Das heißt im Umkehrschluss: Stuft ein Gericht eine Äußerung vorschnell als Schmähkritik ein, berücksichtigt es nicht die Meinungsfreiheit des Urhebers der Aussage. Das Gericht verletzt diesen dann in seiner Meinungsfreiheit, einem Grundrecht. Verdeutlichen lässt sich das an einem aktuellen Fall des Bundesverfassungsgerichts:
In einem Gerichtsprozess verglich ein Prozessbeteiligter die Verhandlungsführung des Richters mit nationalsozialistischen Sondergerichten und Hexenprozessen. Strafrechtlich wurde er daraufhin wegen Beleidigung gem. § 185 StGB verurteilt.
Zu Unrecht entschied das Bundesverfassungsgericht (Beschluss vom 14.6.2019 – 1 BvR 2433/17). Die Richter sahen nämlich durchaus einen sachlichen Bezug zu dem von dem Betroffenen geführten Prozess, in dem er sich unfair behandelt fühlte. Seine Verfassungsbeschwerde hatte Erfolg und das Strafurteil war unrechtmäßig.

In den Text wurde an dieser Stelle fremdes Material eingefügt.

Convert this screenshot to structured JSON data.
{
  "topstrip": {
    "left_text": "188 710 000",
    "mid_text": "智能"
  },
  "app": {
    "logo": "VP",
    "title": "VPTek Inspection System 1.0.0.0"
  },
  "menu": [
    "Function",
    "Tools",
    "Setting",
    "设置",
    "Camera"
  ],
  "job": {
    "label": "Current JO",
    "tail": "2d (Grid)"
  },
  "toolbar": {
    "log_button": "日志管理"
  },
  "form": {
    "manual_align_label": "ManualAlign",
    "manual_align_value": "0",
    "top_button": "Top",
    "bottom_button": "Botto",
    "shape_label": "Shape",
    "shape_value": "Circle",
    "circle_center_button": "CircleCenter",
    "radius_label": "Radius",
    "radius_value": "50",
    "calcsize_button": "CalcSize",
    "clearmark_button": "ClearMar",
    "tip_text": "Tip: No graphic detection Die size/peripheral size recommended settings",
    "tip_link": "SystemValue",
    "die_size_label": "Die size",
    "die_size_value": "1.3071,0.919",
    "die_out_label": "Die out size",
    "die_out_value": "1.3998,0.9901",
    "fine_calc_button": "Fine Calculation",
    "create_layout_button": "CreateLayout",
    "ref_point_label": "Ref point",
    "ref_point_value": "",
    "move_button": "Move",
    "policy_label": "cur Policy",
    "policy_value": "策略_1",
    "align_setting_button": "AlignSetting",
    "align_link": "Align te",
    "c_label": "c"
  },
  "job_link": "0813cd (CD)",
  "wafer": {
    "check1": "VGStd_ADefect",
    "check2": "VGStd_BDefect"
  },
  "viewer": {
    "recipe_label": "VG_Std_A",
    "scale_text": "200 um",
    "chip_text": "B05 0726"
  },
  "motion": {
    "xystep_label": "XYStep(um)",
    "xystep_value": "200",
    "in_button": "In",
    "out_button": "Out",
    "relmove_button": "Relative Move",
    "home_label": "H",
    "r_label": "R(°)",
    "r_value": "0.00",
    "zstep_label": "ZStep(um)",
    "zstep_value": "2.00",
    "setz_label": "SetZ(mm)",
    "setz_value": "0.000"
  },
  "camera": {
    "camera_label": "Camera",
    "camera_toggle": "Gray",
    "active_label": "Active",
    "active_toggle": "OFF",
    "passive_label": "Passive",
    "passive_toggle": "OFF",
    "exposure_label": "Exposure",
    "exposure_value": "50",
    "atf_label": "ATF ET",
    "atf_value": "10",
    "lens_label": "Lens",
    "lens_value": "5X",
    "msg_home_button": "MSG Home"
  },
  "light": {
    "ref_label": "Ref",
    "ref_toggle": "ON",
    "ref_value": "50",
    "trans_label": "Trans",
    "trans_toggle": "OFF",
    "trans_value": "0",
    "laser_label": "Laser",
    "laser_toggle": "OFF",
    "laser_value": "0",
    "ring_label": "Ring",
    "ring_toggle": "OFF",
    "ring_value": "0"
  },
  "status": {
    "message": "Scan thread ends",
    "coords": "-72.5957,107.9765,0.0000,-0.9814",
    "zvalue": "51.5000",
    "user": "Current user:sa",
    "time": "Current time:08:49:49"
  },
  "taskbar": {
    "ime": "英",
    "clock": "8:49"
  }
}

Keine Schmähkritik ist es, wenn Versandkosten als "Wucher" in einer negativen Bewertung im Internet betitelt werden, BGH, Urteil vom 28. September 2022 - VIII ZR 319/20
Abgrenzung Schmähkritik zur Satire
Besonders schwierig ist im Kontext der Schmähkritik die Abgrenzung zur Satire. Was Satire ist und wie weit Satire gehen darf kann hier nachgelesen werden: "Wie weit darf Satire gehen?"
Die Satire lebt gerade von besonders spitzen Pointen auf Kosten der Betroffenen. Genannt seien hier diverse Cover der Saitrezeitschrift „Titanic“.
Ein Portrait des SPD-Politikers Kurt Beck beschrifteten die Autoren in der Zeit, zu der ein in Süddeutschland umherirrender Braunbär die Boulevardzeitungen füllte, in einer Ausgabe mit "Problembär außer Rand und Band: Knallt die Bestie ab!"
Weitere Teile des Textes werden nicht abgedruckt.